Crianças, de Auta de Souza – Análise

O poema “Crianças”, de Auta de Souza, é uma homenagem à infância e um lamento pelo seu passageiro encanto, encerrando com um desejo de retorno aos dias da “primeira infância”, um sentimento comum que temos ao querer reviver momentos de felicidade.
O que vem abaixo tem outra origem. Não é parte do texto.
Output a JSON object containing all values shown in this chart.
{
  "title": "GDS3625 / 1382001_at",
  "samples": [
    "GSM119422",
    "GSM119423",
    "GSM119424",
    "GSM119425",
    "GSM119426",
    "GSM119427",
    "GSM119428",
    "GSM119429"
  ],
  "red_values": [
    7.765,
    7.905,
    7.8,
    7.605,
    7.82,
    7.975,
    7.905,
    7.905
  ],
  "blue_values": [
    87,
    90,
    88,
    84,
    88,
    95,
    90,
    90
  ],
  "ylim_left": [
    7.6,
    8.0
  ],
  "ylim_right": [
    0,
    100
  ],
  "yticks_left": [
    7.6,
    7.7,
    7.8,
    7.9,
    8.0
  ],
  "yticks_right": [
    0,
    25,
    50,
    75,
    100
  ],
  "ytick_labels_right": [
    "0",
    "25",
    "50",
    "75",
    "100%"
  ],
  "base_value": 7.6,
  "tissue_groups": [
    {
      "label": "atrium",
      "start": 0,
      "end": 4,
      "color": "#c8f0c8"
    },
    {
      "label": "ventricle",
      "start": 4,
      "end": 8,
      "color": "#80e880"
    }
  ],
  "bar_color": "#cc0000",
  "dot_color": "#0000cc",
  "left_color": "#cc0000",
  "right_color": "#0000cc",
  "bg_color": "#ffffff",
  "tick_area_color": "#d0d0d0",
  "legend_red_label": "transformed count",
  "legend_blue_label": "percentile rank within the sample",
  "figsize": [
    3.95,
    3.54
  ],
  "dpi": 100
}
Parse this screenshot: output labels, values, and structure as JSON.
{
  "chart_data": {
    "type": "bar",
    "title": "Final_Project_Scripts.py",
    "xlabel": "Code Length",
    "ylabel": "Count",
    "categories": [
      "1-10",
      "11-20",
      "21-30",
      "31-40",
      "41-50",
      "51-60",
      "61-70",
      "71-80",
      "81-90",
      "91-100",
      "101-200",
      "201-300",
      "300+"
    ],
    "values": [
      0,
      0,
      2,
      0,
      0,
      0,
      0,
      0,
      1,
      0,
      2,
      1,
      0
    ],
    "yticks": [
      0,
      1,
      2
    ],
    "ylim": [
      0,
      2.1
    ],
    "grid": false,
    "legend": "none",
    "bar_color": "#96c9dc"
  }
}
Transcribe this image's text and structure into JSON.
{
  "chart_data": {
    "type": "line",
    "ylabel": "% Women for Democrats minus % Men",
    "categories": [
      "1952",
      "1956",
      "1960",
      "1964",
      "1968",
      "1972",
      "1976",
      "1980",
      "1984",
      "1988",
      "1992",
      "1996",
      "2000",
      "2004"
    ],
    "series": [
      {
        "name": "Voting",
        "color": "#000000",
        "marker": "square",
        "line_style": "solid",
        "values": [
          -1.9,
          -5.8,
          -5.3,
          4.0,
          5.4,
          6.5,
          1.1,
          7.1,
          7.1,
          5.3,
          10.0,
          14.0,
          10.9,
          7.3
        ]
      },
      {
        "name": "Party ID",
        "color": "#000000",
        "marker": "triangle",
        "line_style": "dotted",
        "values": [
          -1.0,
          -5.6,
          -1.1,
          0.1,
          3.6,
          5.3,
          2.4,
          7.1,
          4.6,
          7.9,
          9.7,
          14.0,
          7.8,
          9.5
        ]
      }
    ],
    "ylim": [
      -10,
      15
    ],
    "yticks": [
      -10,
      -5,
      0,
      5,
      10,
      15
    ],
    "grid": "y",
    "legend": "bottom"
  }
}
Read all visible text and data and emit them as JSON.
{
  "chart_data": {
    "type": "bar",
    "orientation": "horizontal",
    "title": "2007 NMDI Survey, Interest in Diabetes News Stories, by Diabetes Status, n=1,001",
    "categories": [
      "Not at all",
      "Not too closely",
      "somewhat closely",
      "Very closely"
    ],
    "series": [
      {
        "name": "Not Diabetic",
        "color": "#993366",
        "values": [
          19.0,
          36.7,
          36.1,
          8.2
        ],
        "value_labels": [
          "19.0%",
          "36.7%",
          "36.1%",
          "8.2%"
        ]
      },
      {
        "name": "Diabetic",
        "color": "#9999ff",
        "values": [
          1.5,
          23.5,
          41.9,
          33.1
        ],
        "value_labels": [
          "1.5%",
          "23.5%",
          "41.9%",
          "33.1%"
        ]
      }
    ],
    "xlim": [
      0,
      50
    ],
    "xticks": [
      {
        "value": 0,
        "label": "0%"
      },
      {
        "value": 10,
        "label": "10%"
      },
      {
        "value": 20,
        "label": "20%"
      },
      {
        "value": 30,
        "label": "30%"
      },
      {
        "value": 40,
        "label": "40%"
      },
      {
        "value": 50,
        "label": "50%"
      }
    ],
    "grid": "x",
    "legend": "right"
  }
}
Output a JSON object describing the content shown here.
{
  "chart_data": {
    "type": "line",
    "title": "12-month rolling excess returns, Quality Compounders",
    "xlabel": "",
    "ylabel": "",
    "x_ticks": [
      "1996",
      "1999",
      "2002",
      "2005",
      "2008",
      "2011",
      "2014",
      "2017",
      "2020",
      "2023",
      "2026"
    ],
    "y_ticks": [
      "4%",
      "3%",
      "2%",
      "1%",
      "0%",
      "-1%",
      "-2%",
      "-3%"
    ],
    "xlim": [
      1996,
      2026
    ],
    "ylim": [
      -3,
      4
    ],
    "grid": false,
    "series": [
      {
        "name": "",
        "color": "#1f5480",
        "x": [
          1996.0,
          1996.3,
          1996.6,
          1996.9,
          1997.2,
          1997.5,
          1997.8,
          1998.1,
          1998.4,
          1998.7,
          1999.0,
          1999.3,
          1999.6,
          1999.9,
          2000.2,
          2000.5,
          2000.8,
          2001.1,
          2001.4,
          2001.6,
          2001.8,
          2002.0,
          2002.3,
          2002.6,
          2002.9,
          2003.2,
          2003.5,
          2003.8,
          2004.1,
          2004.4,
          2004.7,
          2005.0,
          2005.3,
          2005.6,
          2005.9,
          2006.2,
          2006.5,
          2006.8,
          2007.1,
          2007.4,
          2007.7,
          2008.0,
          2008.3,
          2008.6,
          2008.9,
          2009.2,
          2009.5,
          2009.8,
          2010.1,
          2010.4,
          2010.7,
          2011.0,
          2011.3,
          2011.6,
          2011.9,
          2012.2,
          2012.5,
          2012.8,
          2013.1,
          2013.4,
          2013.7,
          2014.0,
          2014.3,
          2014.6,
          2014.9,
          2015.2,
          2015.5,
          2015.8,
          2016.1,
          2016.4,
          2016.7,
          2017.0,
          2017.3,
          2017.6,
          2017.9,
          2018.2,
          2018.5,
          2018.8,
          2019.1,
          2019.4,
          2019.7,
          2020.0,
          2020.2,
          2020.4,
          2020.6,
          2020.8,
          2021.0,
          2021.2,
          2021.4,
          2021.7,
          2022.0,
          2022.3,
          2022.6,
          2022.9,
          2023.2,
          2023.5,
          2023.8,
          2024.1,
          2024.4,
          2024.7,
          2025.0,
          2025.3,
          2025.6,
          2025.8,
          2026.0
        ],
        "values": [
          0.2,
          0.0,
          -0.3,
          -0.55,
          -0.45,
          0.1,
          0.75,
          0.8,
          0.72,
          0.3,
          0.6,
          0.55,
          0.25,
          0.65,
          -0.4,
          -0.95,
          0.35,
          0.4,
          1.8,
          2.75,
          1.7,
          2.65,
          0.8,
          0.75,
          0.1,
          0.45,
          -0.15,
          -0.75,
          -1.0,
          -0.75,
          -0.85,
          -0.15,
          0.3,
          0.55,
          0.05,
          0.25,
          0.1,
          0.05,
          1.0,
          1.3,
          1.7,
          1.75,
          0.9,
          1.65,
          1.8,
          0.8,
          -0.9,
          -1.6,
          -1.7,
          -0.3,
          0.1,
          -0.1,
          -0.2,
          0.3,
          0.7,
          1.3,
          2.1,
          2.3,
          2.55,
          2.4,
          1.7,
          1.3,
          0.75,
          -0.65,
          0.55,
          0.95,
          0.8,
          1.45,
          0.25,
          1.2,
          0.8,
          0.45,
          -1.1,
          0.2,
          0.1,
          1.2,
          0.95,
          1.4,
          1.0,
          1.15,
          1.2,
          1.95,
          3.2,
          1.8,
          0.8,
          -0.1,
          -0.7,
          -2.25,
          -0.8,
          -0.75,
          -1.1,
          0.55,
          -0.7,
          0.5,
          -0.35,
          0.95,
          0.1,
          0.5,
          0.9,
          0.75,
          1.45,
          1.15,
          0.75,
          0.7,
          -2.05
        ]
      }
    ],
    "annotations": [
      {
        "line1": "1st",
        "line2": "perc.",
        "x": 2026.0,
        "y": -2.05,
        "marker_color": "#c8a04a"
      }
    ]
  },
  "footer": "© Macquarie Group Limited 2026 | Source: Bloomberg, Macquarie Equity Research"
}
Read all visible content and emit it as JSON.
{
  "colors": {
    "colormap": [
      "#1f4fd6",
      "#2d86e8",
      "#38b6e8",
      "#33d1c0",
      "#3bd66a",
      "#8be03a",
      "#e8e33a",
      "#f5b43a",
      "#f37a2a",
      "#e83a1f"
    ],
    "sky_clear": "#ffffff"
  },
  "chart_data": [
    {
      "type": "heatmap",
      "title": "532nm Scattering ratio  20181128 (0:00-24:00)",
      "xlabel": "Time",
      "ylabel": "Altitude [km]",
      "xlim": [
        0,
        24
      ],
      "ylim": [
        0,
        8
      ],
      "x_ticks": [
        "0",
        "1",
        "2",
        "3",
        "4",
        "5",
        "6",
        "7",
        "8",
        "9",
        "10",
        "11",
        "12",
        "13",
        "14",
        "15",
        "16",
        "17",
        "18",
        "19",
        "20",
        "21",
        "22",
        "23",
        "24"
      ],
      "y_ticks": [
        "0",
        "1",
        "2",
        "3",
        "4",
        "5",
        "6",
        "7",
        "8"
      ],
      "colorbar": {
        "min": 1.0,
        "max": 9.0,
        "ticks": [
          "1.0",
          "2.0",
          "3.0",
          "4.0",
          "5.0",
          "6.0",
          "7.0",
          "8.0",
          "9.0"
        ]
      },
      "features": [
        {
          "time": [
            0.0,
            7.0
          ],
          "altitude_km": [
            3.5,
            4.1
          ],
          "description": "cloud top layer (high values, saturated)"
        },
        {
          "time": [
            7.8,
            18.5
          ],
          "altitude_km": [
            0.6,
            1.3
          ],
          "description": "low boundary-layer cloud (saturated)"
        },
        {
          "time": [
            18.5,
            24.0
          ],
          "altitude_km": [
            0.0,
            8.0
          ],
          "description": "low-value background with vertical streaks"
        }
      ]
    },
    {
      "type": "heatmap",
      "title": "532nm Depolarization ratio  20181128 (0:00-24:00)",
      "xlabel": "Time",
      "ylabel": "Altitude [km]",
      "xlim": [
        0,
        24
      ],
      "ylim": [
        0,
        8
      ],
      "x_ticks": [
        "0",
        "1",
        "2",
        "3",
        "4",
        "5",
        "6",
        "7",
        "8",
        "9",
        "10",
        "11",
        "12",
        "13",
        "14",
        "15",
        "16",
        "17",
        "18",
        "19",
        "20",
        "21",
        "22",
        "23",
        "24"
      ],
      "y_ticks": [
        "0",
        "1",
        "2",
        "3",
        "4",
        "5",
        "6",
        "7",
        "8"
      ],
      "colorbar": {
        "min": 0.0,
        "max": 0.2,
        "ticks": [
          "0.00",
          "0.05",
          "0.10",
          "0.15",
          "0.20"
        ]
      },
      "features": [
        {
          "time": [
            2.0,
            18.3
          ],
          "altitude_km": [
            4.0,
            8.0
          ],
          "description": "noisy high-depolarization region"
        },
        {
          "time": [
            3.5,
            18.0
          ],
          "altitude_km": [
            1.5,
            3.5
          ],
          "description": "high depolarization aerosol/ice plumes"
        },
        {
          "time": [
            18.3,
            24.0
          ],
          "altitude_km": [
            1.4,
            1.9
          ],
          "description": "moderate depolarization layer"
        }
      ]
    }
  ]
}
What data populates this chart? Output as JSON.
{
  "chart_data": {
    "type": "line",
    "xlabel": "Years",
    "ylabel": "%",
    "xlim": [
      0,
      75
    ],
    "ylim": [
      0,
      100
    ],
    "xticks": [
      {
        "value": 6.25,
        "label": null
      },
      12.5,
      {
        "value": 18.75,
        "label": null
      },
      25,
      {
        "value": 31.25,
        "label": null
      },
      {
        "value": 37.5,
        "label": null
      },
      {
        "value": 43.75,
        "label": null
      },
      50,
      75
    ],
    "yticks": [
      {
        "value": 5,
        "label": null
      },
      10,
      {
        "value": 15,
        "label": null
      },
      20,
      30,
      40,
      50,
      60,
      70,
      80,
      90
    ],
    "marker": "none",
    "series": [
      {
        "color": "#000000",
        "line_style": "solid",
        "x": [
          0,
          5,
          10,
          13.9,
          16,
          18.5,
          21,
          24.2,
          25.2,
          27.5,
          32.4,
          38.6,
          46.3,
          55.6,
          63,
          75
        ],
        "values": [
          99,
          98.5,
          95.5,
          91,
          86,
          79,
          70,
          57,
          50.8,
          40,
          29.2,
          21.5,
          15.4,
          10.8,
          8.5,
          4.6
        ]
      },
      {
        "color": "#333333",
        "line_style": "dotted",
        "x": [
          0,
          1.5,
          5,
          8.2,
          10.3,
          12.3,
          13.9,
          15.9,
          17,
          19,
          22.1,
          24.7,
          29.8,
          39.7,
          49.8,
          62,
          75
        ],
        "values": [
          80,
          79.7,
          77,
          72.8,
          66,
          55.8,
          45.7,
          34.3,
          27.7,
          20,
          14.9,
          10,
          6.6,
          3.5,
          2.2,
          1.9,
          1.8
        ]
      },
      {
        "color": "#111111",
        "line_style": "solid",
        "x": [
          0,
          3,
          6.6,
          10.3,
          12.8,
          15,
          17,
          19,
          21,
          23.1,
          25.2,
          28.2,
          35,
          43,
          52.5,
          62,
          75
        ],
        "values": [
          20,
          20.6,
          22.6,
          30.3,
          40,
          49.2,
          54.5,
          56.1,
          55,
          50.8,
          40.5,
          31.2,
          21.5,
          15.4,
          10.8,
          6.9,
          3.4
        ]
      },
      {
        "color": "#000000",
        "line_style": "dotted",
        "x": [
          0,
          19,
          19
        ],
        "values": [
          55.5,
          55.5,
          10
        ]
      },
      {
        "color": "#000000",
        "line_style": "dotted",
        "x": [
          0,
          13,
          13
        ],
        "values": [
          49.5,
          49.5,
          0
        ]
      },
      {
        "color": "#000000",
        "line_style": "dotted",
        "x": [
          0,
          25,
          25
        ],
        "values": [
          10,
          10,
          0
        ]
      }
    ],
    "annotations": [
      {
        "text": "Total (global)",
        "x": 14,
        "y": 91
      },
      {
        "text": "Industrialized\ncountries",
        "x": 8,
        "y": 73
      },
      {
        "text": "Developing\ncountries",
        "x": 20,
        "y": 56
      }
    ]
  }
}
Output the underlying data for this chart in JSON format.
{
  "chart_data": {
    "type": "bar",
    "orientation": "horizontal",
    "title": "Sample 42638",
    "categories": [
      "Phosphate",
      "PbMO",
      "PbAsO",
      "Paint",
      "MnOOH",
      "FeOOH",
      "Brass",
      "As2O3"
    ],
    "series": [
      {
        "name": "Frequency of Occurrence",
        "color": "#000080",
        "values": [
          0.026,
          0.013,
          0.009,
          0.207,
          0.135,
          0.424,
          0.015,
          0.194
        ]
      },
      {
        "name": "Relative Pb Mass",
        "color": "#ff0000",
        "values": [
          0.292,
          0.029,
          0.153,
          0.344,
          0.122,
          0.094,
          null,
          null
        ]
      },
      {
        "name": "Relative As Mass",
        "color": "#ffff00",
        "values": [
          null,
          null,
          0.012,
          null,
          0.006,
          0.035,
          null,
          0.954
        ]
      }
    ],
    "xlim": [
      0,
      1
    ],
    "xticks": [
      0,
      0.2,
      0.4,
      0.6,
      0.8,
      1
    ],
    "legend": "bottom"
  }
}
Crianças, de Auta de Souza

Moro na rua da Ventura. Perto,
Há um ninho – é a aula das meninas;
Trazem-me sempre o coração desperto
Os risos dessas almas cristalinas.

Sinto-me alegre. Vivo sem saudade,
Sem, desconforto, sem desesperanças.
Sou bem feliz na minha soledade
Ouvindo o pipilar d’essas crianças.

A’s duas horas ergo-me da banca
Onde medito: vai fechar-se a escola…
Que bem me faz esta algazarra franca
De aves gentis que voam da gaiola!

Gosto de vê-las quando saem rindo
Alegremente, as mansas andorinhas.
São doze ao todo. Que rebanho lindo
De inocentes e castas ovelhinhas!

Vem na frente a maior. Já quase moça,
Olhos azuis e fronte cismadora:
Uma açucena de esquisito louça,
De face cor de neve e trança loura.

É séria e triste. Chama-se Laurita;
Tem uma voz que me seduz e encanta;
Veste sempre de azul e é tão bonita
Com os seus ares de pequena santa!

Passa depois Sophia, uma criança
De olhar mais negro do que a noite escura.
Vive sempre a sorrir como a Esperança,
Vive sempre a cantar como a Ventura!

E aquela doida que lá vai correndo
Em risco de tombar nas pedras duras?
É Lúcia. A vida quer levar fazendo
Todos os dias essas travessuras.

Depois, Sarah e Rebecca… Borboletas
Irmãs no olhar, no rosto e nos vestidos;
São dois anjinhos de madeixas pretas,
Gêmeos sorrisos, corações unidos!

Segue-as a linda e ingênua moreninha
De nome terno e encantador: Dolores,
Uma singela e pálida amiguinha
Que todas as manhãs guarda-me flores.

Hoje, está triste. Nem me deu bom dia!
Deixou cair as rosas pela estrada.
– Que é do teu canto, doce cotovia?
(Reparem ela como vai zangada!)

Desce em seguida a meiga Valentina,
Dez anos tem. Parece um Querubim…
Uma açucena pálida e franzina,
Um encantado e pálido jasmim!

E a Inocência? Vem chorando tanto!
Que te fizeram, minha sensitiva?
Quem foi que os olhos te inundou de pranto,
Quem te causou essa amargura viva?

Já sei: a mestra quis ralhar contigo,
E foi bem feito, colibri travesso!
Fiquei alegre com o teu castigo;
Por que não me dás beijos quando os peço?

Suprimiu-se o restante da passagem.